I just read on chazdogs (i think thats the name) that nutro contains an ingredient that can be harmfull,a nd that in addition it also has corn based products in it, so I 110% going with orijen, not saying that other people are wonrg not to feed it of course, just that it is what I feel I can feed my dog.

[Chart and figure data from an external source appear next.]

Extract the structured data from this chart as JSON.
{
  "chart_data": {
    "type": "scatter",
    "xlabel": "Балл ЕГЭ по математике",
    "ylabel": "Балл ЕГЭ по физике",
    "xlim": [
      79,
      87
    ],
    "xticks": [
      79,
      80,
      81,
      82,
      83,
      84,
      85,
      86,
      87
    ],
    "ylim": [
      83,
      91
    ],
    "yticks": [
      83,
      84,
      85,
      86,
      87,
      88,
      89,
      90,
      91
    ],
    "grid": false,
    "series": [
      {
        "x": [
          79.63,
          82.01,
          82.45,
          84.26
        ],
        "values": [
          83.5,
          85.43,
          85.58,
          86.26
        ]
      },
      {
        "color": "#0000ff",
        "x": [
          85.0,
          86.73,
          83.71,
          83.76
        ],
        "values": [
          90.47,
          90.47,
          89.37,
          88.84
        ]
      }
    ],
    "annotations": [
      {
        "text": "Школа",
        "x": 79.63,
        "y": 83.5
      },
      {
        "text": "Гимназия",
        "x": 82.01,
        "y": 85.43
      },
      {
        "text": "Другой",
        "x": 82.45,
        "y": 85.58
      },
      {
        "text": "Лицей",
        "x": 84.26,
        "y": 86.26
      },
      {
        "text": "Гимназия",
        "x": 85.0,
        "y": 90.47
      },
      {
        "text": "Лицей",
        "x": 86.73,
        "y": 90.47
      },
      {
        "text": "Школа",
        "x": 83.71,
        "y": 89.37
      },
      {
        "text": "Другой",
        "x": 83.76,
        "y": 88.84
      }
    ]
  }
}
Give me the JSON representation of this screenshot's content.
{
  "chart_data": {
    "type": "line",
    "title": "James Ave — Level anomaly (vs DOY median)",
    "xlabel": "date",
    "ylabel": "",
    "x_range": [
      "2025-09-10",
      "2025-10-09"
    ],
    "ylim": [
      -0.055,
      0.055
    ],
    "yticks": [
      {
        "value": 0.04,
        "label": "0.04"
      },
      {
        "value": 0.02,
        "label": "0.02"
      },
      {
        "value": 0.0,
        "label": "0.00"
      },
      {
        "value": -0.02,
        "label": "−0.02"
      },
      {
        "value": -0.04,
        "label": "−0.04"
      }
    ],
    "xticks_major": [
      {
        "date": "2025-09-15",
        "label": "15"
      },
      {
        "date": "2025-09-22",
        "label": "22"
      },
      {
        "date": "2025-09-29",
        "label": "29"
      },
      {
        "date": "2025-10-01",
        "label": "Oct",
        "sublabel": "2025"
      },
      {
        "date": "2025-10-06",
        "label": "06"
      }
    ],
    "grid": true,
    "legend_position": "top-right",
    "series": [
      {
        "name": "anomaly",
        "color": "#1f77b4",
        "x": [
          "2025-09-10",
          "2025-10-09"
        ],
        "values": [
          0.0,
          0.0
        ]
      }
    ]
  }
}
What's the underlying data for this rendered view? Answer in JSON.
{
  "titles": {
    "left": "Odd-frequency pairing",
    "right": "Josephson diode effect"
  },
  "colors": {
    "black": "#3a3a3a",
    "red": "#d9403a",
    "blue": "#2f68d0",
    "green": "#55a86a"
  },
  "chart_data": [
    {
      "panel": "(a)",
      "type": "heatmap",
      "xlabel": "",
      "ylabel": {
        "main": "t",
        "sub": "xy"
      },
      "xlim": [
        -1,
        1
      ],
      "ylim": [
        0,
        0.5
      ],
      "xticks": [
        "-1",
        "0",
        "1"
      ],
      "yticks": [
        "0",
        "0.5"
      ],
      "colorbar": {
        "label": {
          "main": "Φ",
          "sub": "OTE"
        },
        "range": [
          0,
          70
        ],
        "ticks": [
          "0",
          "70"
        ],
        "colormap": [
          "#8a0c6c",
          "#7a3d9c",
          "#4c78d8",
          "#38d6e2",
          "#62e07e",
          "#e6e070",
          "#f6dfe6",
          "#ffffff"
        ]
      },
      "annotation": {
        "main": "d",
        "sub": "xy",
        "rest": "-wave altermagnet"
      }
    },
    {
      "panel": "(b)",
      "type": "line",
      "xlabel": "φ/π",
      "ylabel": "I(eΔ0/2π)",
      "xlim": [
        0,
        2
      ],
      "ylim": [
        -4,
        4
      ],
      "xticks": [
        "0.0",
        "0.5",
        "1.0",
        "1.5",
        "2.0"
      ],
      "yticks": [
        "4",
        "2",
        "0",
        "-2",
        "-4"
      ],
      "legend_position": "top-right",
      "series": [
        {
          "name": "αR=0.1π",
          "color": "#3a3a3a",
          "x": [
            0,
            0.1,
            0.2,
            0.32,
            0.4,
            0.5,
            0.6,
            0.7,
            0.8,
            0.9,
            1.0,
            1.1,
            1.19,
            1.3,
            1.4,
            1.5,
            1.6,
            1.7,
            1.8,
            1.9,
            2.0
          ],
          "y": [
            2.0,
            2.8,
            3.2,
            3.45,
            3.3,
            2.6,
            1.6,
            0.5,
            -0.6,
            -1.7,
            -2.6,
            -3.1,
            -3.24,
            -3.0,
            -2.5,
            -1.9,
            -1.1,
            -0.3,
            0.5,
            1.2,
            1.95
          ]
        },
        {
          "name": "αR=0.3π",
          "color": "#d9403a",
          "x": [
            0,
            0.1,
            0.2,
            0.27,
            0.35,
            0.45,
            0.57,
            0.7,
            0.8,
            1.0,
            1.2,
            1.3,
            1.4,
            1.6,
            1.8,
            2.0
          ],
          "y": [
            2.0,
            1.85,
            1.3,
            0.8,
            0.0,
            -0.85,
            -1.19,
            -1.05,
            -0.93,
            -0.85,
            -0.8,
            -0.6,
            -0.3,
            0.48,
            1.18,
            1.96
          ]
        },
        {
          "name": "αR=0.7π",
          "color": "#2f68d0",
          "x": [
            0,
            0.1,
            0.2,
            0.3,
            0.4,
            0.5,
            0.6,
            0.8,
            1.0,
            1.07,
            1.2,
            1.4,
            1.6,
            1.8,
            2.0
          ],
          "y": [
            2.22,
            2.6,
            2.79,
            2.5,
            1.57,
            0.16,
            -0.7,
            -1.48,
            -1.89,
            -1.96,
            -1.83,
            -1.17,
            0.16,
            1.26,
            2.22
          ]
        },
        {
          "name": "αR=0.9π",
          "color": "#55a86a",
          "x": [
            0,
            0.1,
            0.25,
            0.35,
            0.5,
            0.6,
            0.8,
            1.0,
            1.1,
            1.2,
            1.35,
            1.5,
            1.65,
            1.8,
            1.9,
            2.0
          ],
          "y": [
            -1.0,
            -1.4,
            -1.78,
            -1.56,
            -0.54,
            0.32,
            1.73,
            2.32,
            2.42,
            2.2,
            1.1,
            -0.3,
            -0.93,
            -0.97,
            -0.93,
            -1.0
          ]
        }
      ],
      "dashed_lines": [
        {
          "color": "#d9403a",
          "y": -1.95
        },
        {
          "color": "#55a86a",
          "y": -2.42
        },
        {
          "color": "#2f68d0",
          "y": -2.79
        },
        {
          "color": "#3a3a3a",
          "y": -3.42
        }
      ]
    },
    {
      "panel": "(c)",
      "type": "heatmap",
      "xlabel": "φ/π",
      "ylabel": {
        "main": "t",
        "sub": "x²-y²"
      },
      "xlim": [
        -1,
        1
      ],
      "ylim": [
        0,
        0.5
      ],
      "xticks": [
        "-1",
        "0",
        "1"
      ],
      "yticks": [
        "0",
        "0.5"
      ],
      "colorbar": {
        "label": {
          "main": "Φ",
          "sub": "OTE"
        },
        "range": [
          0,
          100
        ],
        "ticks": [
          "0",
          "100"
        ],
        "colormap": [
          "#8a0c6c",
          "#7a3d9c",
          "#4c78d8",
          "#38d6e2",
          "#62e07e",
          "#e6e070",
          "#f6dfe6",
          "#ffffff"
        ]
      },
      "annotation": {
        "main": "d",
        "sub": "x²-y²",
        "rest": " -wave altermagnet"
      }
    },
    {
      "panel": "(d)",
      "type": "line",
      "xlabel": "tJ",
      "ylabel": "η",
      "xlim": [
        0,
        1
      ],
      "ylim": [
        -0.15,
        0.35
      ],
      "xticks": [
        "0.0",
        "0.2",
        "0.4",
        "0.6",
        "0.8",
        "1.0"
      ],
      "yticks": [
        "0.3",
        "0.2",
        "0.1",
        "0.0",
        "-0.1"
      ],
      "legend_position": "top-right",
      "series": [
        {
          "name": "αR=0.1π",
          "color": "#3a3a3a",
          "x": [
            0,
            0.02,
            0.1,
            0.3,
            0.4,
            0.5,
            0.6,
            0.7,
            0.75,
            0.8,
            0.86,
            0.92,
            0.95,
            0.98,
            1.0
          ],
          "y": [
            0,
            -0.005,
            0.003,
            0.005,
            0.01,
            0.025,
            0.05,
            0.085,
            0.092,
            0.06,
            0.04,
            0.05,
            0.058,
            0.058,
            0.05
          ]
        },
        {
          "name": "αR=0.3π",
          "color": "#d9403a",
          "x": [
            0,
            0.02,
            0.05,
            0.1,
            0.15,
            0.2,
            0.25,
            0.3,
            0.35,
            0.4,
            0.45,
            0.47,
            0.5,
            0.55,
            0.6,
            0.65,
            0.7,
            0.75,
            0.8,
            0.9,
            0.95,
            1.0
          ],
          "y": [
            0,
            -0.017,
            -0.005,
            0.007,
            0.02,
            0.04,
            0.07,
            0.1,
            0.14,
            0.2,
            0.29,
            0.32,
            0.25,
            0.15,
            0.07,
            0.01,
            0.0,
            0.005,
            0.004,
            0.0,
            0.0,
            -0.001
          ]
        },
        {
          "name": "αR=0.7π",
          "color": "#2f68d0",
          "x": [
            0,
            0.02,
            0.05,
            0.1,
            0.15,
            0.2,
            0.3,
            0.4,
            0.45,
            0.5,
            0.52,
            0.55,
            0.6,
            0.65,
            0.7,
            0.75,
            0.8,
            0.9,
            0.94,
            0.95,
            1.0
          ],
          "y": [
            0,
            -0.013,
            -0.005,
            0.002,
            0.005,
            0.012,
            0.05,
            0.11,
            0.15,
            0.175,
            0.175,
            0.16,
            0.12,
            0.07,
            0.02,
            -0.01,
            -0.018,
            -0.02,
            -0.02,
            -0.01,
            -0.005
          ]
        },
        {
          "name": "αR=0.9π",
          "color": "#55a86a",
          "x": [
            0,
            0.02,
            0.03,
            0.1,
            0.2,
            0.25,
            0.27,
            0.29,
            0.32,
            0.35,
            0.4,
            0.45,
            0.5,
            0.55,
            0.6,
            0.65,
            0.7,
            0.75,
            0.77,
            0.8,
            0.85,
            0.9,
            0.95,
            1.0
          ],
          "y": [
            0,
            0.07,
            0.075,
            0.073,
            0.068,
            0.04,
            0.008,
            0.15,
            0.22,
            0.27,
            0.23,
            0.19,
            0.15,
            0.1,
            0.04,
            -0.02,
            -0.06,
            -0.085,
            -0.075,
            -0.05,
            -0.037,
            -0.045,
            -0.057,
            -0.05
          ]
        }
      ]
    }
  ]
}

Thank you all so much for your opinions though, it has been really helpfull and eye opening!


----------



## Guest (Jan 2, 2008)

I found this link of particualr use/interest, hope it is ok to post link here

http://www.dogfoodproject.com/index.php?page=badingredients


----------



## Guest (Jan 2, 2008)

I went for orijen, just ordered.
It on special offer at mo on zooplus, the 400g bags anyway.
ordered 3 little bags to see if he likes it


----------



## DlTobin (May 15, 2007)

Hi!
This is what Mabelline eats and she loves it
http://www.evopet.com/products/default.asp?id=1491


----------



## princess_ella (Jun 4, 2005)

My two chis have been eating merrick and their stool has a good color.


----------



## Guest (Jan 19, 2008)

the orijen arrived thursday, chico LOVES it, he even picks out from between the pedigree meat. (I am slowing adding it bit by bit, just a few kibbles at a time so that the change over is slow)

going to switch the cat to it as well, cant believe how amazingly good it is, full of NOTHING but meat, fish vegetables etc, not one bit of rubbishy food in sight.
Would recommend this stuff to everyone. Honestly, to read the ingredients it seems chico is getting better foog that I get!

thanks to everyone who let me know about this food


----------